Nel suo viaggio Serena
Siniscalco spazia per ogni dove e a tutto campo, alla ricerca di quelle “perle”, “monili iridati in fulgore modesto”, da riscoprire e riportare alla
luce, e alle quali “io tutto perdono,
persino / se sono fasulle” (“Perle”),
testimonianza insieme di fede e di consapevolezza, di razionale realismo, ma
anche dell’ottimismo del cuore, che per tutta la silloge impone il suo ritmo e
detta chiusure e approdi, ritorni e partenze: una sorta di dittatura del
sentimento del bello e del sublime, sempre e comunque protagonista positivo,
inossidabile compagno di viaggio e di avventura.
Un “Poesiario” (per inciso
raro esempio di quella “poesia onesta” che Umberto Saba tanto auspicava) che si
legge d’un fiato, una scoperta ininterrotta di buone e convincenti ragioni per
sorridere alla vita; un elogio incondizionato dell’ombra, come nella
rivelatrice “In ombra e luce”, una
sorta di manifesto della poetica di Serena Siniscalco: “La presenza dell’ombre dà risalto / alla luce, ma ne acquieta gli
abbagli, / e delle cose ne sfuma i profili, / allunga e rallenta i moti, li
adombra, / stinge, addolcisce, annebbia ovver tramuta, / fa spettri arcani.
Affascina e stupisce”. Ecco perciò definitivamente liberati e “illuminati”
quegli elementi del contesto quotidiano che, da semplici elementi secondari,
divengono protagonisti, tessere complementari, sì, ma essenziali del giorno.

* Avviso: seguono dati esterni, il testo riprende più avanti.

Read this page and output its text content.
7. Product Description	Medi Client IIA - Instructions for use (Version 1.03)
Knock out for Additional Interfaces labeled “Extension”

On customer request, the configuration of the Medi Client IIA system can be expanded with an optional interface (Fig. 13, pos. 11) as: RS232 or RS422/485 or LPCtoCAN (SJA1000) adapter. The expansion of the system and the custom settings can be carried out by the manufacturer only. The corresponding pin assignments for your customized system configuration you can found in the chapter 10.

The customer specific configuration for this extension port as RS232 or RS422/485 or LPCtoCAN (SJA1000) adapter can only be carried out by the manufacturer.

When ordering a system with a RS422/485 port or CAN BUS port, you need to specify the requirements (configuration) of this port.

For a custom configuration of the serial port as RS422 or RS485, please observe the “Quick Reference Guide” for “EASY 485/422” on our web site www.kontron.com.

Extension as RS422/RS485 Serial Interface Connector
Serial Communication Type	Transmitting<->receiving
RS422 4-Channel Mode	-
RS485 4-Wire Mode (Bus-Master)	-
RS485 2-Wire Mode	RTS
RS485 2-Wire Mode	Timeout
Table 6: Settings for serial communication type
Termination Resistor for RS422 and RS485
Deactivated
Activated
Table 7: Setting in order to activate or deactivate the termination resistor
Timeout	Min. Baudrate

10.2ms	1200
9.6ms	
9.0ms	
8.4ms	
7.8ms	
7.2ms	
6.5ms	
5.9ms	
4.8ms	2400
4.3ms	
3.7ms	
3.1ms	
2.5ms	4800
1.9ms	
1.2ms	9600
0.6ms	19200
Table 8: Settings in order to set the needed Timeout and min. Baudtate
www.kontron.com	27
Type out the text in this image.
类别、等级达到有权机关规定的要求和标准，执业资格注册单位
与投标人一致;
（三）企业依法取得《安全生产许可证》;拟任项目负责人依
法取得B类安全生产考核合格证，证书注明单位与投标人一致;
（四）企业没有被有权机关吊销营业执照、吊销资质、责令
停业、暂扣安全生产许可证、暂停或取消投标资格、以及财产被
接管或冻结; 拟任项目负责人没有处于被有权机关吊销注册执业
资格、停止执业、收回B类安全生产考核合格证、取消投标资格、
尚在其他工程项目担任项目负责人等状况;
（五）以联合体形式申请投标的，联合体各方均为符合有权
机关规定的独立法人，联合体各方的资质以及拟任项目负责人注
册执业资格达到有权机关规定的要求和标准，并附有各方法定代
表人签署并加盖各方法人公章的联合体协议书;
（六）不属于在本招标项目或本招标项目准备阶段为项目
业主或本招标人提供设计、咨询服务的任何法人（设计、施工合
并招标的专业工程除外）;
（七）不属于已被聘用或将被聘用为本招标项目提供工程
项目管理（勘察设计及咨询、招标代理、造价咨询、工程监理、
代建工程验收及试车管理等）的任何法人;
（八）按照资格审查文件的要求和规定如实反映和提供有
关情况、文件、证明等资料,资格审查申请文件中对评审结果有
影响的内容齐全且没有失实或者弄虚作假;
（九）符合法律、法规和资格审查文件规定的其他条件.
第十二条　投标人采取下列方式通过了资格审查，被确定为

Ecco, “essenziali”, appunto.
Come ne “Il Piccolo Principe” di Antoine de Saint-Exupéry,
Serena Siniscalco “riabilita” tutto ciò
che all’occhio distratto e superficiale sfugge, ma che rappresenta il magma
segreto, la struttura portante e ineludibile del vivere: “Ecco il mio
segreto. E' molto semplice: non
si vede bene che col cuore. L'essenziale è invisibile agli occhi”, ripete a sé stesso
il piccolo principe.
Sì, dunque: l’essenziale è
invisibile agli occhi. Certo, ai nostri occhi, ma non agli occhi indagatori e
al cuore fidente e visionario di Serena Siniscalco.